In applied mathematics, the method of contraction hierarchies is a technique to speed up shortest-path routing by first creating precomputed "contracted" versions of the connection graph. It can be regarded as a special case of "highway-node routing".

Contraction hierarchies can be used to generate shortest-path routes much more efficiently than Dijkstra's algorithm or previous highway-node routing approaches, and is used in many advanced routing techniques. It is publicly available in open source software to calculate routes from one place to another.

In general, scalable map routing algorithms have two distinct phases: preprocessing of the original graph (which may take more than an hour to finish) and queries (less than a second). Contraction hierarchy (CH) is an extreme case of "hierarchy" approach, which generates a multi-layered node hierarchy in the preprocessing stage. In a CH, every node in the graph is represented as its own level of hierarchy. This can be achieved in many ways; one simple way is simply to label each node in order of some enumeration from 1 to N, where N is the number of nodes in the graph. More sophisticated approaches might consider the type of road (highway vs minor road, etc.).

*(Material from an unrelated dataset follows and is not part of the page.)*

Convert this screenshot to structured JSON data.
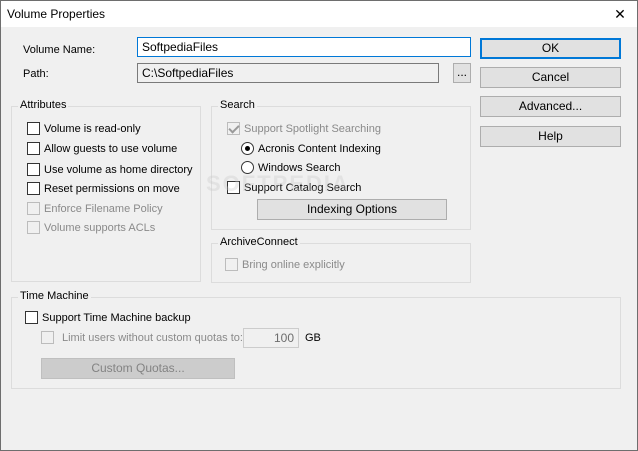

CHs have been extended to a three phase setup called CCH that supports flexible edge weights. In this setup there is a slow (hours) preprocessing phase, a reasonably fast (about a second) customization phase and a very fast (milliseconds) query phase. In the preprocessing phase only the graph but not the edge weights are revealed to the algorithm. In the customization phase the weights are revealed and in the query phase shortest paths are computed. Changing the weights of the graph requires only rerunning the customization phase but not the preprocessing phase. It is therefore possible to exchange the edge weights within seconds. This setup enables live-traffic updates and routes can easily be adjusted to user specific preferences. An open-source CCH implementation is available.